Compensation for parts of KKH submerged in Attabad Lake

Take the case of parts of the KKH inundated by the Attabad Lake. NHA acquired the lands on the sides of the KKH without asking or informing the landowners and completed the highway improvement and expansion work of this segment in 2010. On Jan. 4, 2010, the Attabad landslide disaster occurred, creating the Attabad Lake that swell upstream and submerged these parts of the KKH. NHA didn’t pay the landowners then. It is not paying them now because the lands went underwater despite the fact that NHA had completed its work on them.

The GBCCI case

Then there is the case of the Gilgit-Baltistan Chamber of Commerce and Industry. GBCCI has claimed that a part of the land on which the KKH has been realigned belongs to it; however, landowners have disputed the claim. After the Attabad Lake submerged the KKH, the GBCCI was left with no option to transport their goods imported from China, so they started to illegally drive their trucks through agricultural lands owned by local people for centuries.

Neither did the GBCCI ask for permission of the landowners nor did it make any contract with them. It was an utterly illegal activity. And now GBCCI has claimed ownership of the land on which it drove its trucks and transported its goods. Landowners are left overwhelmed because the district administration of Hunza is supporting GBCCI in its claim.

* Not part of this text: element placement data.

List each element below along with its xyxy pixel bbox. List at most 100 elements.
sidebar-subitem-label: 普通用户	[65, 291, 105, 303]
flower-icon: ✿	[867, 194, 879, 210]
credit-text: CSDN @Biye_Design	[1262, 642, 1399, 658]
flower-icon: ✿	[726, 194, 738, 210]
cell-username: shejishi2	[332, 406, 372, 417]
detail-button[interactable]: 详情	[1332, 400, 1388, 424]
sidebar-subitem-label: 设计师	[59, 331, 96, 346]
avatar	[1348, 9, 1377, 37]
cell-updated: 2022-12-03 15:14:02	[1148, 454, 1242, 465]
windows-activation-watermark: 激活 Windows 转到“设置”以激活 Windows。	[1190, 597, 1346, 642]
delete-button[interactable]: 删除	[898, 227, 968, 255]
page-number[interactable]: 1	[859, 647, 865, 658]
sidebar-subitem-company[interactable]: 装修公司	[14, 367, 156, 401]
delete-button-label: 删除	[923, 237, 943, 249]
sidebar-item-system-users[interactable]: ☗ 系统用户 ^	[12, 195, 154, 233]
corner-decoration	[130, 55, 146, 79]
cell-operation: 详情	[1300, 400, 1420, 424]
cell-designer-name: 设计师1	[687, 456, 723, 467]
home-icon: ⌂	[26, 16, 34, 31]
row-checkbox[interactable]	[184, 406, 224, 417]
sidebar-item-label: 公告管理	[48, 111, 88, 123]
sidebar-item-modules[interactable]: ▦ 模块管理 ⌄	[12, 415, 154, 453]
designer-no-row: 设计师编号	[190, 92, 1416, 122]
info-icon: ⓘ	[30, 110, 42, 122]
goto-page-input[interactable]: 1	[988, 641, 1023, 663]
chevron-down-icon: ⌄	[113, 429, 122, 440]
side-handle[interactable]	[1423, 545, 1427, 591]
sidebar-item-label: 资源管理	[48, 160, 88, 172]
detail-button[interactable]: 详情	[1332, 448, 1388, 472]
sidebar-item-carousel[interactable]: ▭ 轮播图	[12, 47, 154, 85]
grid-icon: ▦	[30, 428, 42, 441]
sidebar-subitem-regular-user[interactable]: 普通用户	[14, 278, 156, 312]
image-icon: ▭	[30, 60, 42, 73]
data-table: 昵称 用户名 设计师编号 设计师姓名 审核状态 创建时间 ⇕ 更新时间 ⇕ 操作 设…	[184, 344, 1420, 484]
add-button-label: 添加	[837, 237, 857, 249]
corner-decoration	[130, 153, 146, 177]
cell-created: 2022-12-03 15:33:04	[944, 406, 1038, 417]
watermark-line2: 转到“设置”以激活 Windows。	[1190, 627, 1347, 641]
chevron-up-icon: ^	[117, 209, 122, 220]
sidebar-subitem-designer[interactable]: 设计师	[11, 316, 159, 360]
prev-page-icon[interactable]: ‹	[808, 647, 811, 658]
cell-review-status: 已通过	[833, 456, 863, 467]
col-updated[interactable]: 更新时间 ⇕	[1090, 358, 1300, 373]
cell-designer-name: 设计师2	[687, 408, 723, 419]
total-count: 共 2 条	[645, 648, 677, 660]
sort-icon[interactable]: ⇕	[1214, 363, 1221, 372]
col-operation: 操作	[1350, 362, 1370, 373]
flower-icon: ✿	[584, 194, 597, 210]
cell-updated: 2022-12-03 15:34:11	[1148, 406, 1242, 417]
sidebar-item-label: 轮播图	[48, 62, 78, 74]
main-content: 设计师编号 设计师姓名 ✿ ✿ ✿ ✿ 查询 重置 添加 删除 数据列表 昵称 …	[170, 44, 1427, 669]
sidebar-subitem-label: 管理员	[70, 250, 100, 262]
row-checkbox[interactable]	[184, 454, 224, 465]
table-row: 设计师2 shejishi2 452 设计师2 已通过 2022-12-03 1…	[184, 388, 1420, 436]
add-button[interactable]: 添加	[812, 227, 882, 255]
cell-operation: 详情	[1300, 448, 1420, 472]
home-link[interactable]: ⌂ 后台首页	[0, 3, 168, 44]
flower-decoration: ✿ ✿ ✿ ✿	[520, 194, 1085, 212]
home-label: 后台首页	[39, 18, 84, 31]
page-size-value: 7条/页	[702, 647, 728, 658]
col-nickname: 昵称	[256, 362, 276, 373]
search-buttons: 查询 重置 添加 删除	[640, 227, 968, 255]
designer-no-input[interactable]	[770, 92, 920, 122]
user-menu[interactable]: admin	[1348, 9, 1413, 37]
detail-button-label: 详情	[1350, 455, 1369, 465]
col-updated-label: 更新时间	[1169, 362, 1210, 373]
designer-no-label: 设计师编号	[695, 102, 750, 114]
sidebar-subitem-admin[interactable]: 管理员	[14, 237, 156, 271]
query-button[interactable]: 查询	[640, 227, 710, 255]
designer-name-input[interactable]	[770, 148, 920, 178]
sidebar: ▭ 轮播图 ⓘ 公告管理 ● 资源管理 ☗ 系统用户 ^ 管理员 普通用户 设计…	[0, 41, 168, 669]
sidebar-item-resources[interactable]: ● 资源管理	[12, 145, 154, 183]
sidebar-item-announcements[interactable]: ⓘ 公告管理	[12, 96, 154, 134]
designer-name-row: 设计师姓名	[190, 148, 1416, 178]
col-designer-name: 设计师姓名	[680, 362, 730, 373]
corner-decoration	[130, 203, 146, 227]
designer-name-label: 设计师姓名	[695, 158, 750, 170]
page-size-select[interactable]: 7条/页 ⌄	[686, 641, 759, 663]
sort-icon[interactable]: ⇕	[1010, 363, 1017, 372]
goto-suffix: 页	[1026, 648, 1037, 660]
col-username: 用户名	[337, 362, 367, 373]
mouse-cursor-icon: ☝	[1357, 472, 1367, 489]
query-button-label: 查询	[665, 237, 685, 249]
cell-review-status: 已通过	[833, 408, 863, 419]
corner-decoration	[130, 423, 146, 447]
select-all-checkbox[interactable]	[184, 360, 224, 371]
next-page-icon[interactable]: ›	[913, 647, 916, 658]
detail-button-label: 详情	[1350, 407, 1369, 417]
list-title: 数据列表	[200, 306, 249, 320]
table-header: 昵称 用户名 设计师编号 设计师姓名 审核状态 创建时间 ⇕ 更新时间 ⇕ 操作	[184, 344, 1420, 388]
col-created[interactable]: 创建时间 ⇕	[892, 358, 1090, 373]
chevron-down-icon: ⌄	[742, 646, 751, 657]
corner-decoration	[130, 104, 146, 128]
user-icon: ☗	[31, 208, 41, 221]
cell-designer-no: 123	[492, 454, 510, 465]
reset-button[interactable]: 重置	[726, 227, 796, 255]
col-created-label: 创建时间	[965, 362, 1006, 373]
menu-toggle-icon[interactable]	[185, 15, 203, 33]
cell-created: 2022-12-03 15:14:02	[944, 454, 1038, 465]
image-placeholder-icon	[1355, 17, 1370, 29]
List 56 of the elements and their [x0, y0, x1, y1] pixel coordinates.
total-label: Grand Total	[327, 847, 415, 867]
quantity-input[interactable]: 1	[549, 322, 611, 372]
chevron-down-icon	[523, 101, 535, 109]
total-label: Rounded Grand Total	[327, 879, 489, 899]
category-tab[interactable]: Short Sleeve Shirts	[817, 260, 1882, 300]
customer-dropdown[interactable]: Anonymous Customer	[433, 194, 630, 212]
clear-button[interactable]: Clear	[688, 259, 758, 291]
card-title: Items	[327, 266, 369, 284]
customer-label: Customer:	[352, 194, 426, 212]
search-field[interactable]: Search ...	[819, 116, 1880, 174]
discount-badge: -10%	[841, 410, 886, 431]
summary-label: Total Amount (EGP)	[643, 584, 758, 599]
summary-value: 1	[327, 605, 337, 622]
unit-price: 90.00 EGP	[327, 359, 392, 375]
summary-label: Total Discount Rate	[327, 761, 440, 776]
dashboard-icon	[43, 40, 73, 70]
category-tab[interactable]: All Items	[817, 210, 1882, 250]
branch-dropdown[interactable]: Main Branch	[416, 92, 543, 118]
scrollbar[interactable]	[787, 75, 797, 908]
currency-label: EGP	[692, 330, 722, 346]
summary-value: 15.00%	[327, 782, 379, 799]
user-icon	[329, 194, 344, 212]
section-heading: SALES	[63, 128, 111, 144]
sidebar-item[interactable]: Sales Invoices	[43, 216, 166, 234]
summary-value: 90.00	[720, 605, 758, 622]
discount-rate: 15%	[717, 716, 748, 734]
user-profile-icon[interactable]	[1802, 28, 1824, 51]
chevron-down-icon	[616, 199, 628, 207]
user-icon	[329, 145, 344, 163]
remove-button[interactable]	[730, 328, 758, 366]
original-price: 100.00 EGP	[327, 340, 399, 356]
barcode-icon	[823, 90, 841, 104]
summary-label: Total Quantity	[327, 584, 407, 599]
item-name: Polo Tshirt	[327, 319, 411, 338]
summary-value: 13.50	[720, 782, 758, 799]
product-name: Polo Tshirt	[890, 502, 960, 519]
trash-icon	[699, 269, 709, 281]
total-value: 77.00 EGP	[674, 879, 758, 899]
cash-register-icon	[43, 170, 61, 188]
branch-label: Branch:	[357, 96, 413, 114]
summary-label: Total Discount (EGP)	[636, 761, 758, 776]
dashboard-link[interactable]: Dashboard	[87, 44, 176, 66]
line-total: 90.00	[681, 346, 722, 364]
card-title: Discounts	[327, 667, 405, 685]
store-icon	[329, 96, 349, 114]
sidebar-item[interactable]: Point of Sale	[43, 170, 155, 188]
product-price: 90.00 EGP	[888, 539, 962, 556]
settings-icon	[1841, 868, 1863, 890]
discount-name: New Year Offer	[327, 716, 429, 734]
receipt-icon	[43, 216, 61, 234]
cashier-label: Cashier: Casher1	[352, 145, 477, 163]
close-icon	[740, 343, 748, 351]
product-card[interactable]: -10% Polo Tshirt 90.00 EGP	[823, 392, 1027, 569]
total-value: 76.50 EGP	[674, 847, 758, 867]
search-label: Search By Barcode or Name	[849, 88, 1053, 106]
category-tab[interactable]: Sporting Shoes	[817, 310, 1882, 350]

The landowners assert that GBCCI has no evidence that the land belongs to it because it neither paid the land affectees any money nor did it prepare any documents for the acquisition. Shall we consider it an illegal occupation of the land by GBCCI?

“If the district administration continues to support GBCCI, we will be forced to take the issue to court,” said a landowner who requested not to be named. “We will win in court because GBCCI has no evidence the land belongs to it.”

Payment for this part of the land is now caught in the fight between the landowners, NHA, GBCCI and the district administration.


Had the Hunza district administration followed the provisions set out in the Land Acquisition Act 1894 in spirit, chances are these issues might not have popped up. The district administration, NHA and all other stakeholders and claimants must sit together and resolve the issue. And most importantly, they must listen to what the landowners have to say and pay them at the current market price because a big part of the CPEC’s success depends on the landowners.

Violating the rights of the most important CPEC stakeholders at this stage will create much bigger problems for other CPEC projects like CPEC Railway Network and oil and gas pipeline, all of which will pass through the lands of the same owners.